Clarice estava rasbiscando em seu caderno, ela precisava fazer isso, precisava entregar 30 desenhos na quinta-feira para seu professor e não tinha nada pronto. Ela gostava de desenhar, por isso escolheu design, na verdade não escolheu design, foi o único curso que ela achou que poderia ficar desenhando o dia todo sem seus pais reclamarem que ela não fazia nada além de desenhar o dia todo. Mas ela odiava design, odiava as pessoas que faziam design, ela só queria desenhar. Estava na aula de técnicas discursivas aproveitando para desenhar.
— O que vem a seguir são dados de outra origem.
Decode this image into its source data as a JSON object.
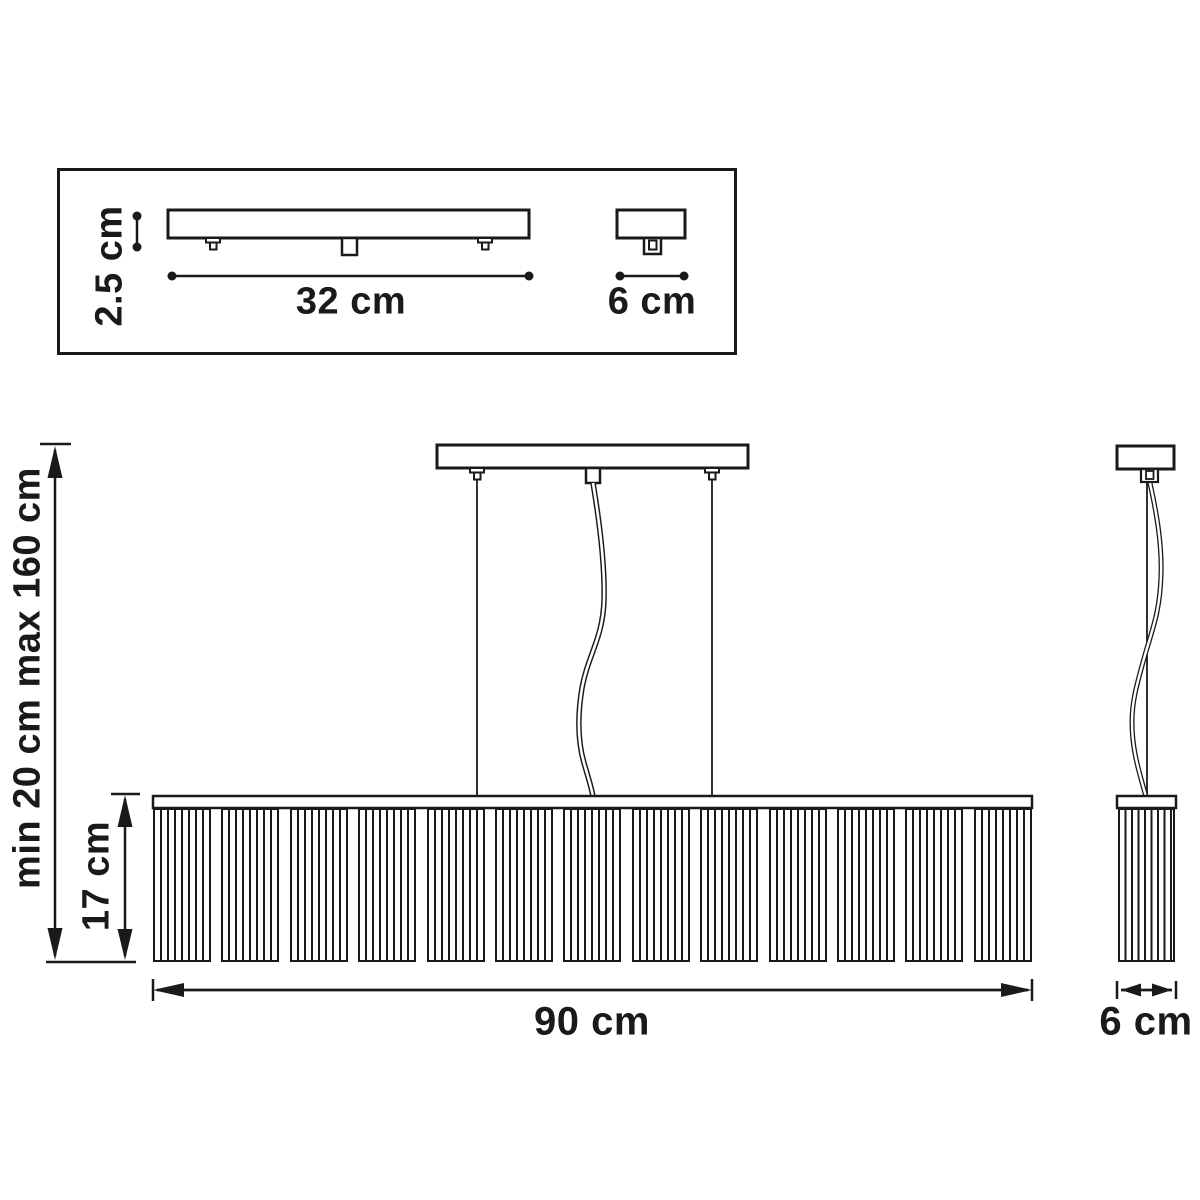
{
  "drawing": {
    "top_view": {
      "height_label": "2.5 cm",
      "length_label": "32 cm",
      "depth_label": "6 cm"
    },
    "front_view": {
      "suspension_label": "min 20 cm max 160 cm",
      "shade_height_label": "17 cm",
      "width_label": "90 cm"
    },
    "side_view": {
      "depth_label": "6 cm"
    },
    "colors": {
      "line": "#1a1a1a",
      "background": "#ffffff"
    }
  }
}
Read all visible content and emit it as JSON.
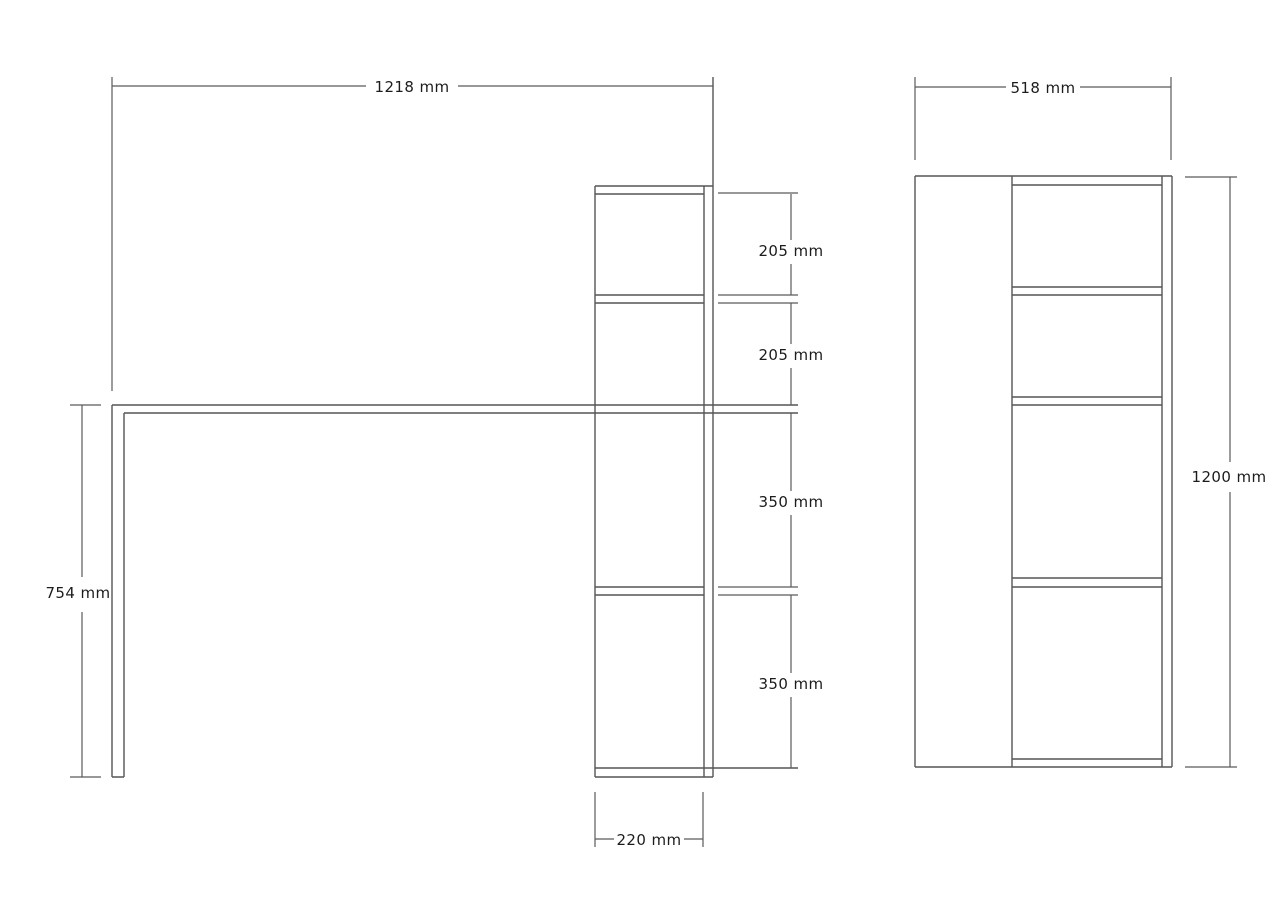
{
  "colors": {
    "background": "#ffffff",
    "line": "#555555",
    "text": "#1c1c1c"
  },
  "front_view": {
    "overall_width_label": "1218 mm",
    "desk_height_label": "754 mm",
    "section_labels": [
      "205 mm",
      "205 mm",
      "350 mm",
      "350 mm"
    ],
    "shelf_depth_label": "220 mm"
  },
  "side_view": {
    "overall_depth_label": "518 mm",
    "overall_height_label": "1200 mm"
  }
}
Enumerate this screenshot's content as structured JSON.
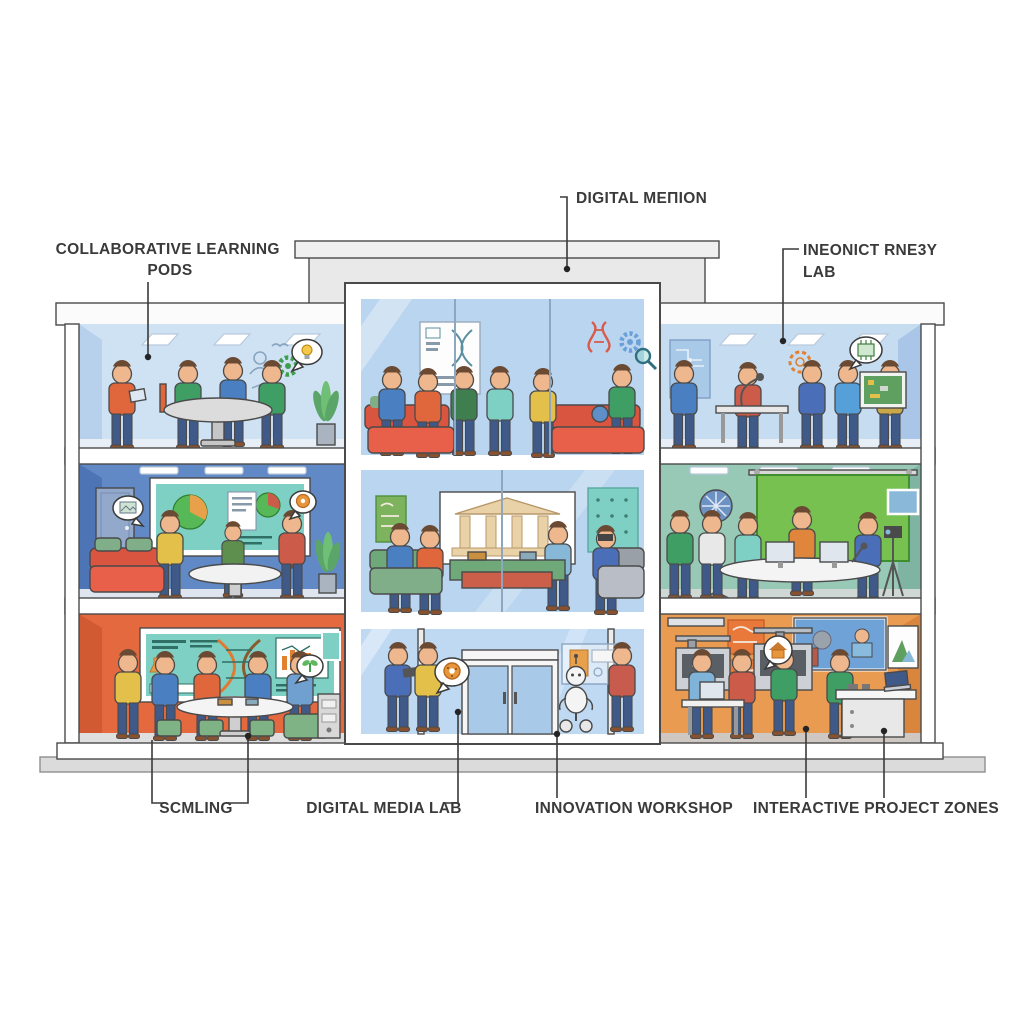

O rapaz da cadeira da frente se mexeu, o que fez ela errar o traço do desenho, olhou com cara amarrada pra ele, ele se virou e com um belo sorisso falou “pô foi mal, nossa desenho legal, parabéns” e logo depois voltou a olhar para a frente. Ela ficou encarando as costas dele. E aconteceu, Clarice se imaginou namorando ele, imaginou os dois de mãos dadas indo ao cinema, os dois comendo uma pizza e rindo de qualquer coisa, imaginou beijando ele, imaginou toda uma vida com ele. Clarice sempre fazia isso. Ela que tinha estudado Marx e Foucalt, ela que lia Charlie Bukowski e Virgia Woolf, ela que se inspirava em Satre, ela, Clarice, criava histórias românticas com todos os meninos que lhe dessem um pouco de atenção, feito uma menina adolescente boba vendo uma comédia romântica. Ela odiava isso, se sentia uma completa idiota. Olhou irritada para o caderno e voltou a desenhar. A aula acabou. Ela se levantou e foi caminhando para a porta. O menino que estava sentado a sua frente chegou perto dela e disse:
- Gostei mesmo dos seus desenhos, podemos tomar um café pra você me mostrar mais do que você desenha?
Clarice o encarou e com um leve sorriso disse:
- Não obrigada, tô atrasada.
E saiu.
Foi para casa, tentando imaginar uma vida com o rapaz que estava no ônibus e depois desenhar.